Protestos em Cuba resultam em 100 presos e uma morte

Após os protestos do último domingo, ativistas contrários ao atual governo cubano divulgaram uma lista com mais de 100 nomes de protestantes que teriam sido presos ou estão desaparecidos. A lista foi publicada pelo Movimento San Isidro, que defende maior expressão artística em Cuba.

Entre os supostos presos, está a jornalista Camila Acosta, que estava cobrindo as manifestações em Havana para um jornal europeu. O ministro espanhol das Relações Exteriores, José Manuel Albares, já pediu ao governo de Cuba a libertação da repórter.
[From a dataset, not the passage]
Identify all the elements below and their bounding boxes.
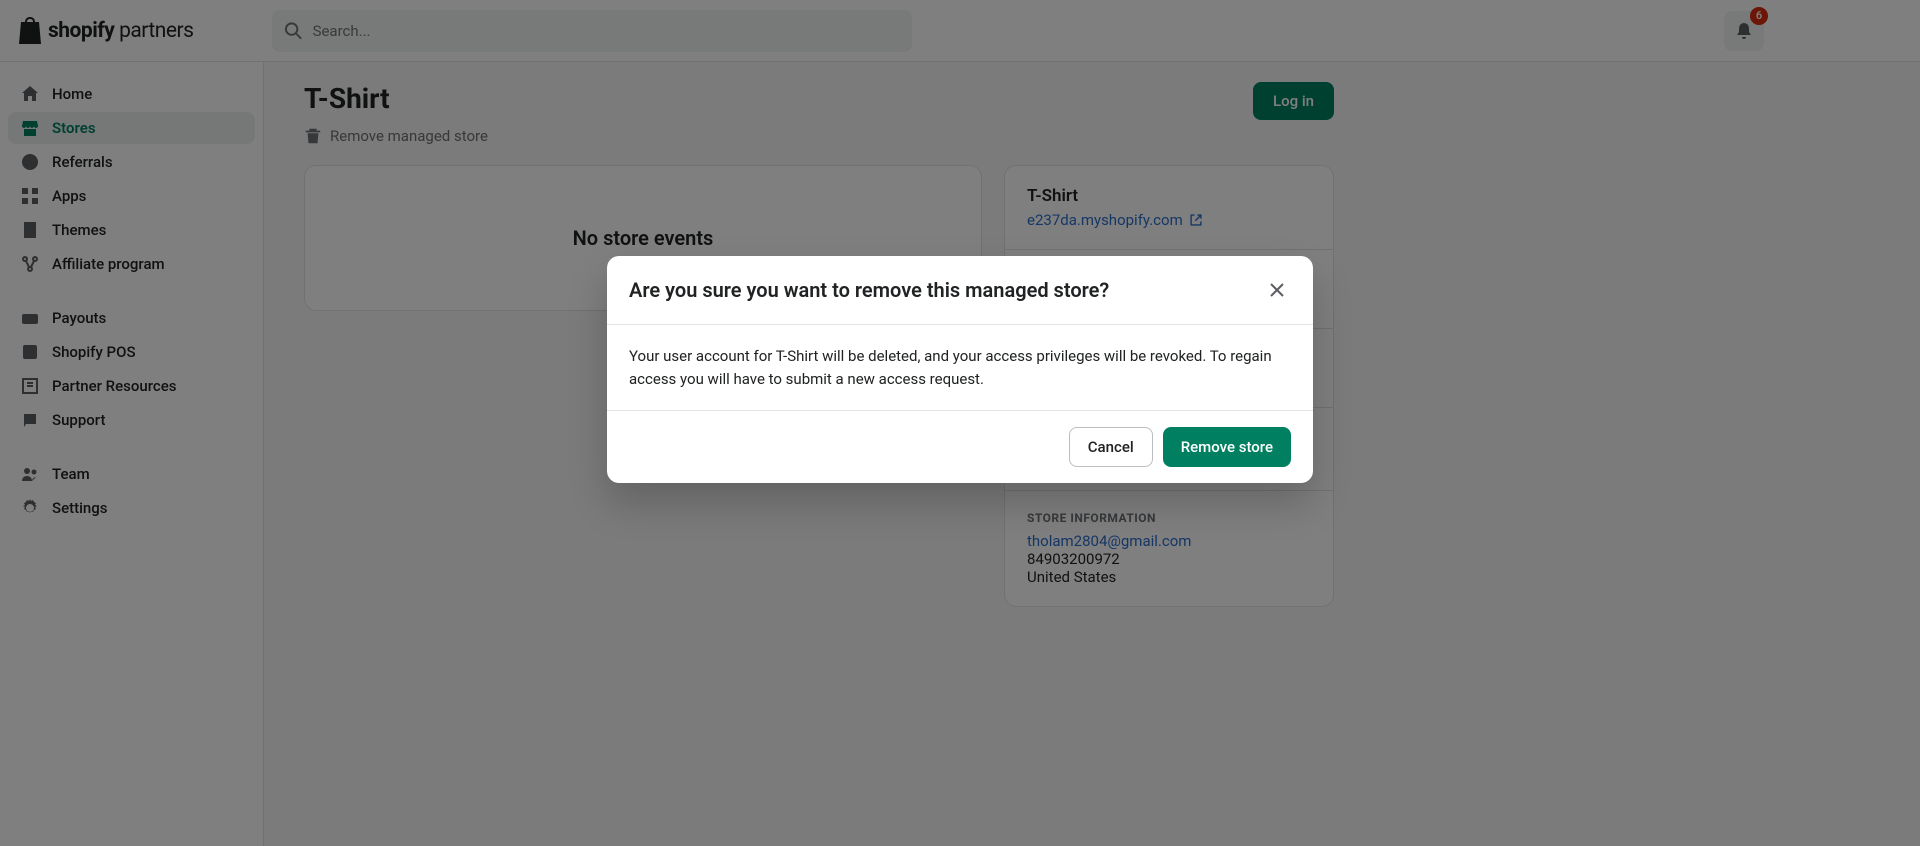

Também houve uma morte durante o confronto com a polícia nesta segunda-feira, de acordo com a agência estatal de notícias cubana. O Ministério do Interior disse que o manifestante morto e outros atacaram as autoridades.

Os protestos reivindicam contra a falta de alimentos e remédios, consequência da crise econômica que foi agravada durante a pandemia. De acordo com o presidente Díaz-Canel, os problemas econômicos de Cuba são culpa das sanções comerciais dos Estados Unidos.

Segundo a mídia estatal, o governo realizou uma reunião para discutir os protestos e contou com a presença do ex-presidente e líder comunista Raúl Castro, irmão do também ex-presidente Fidel Castro.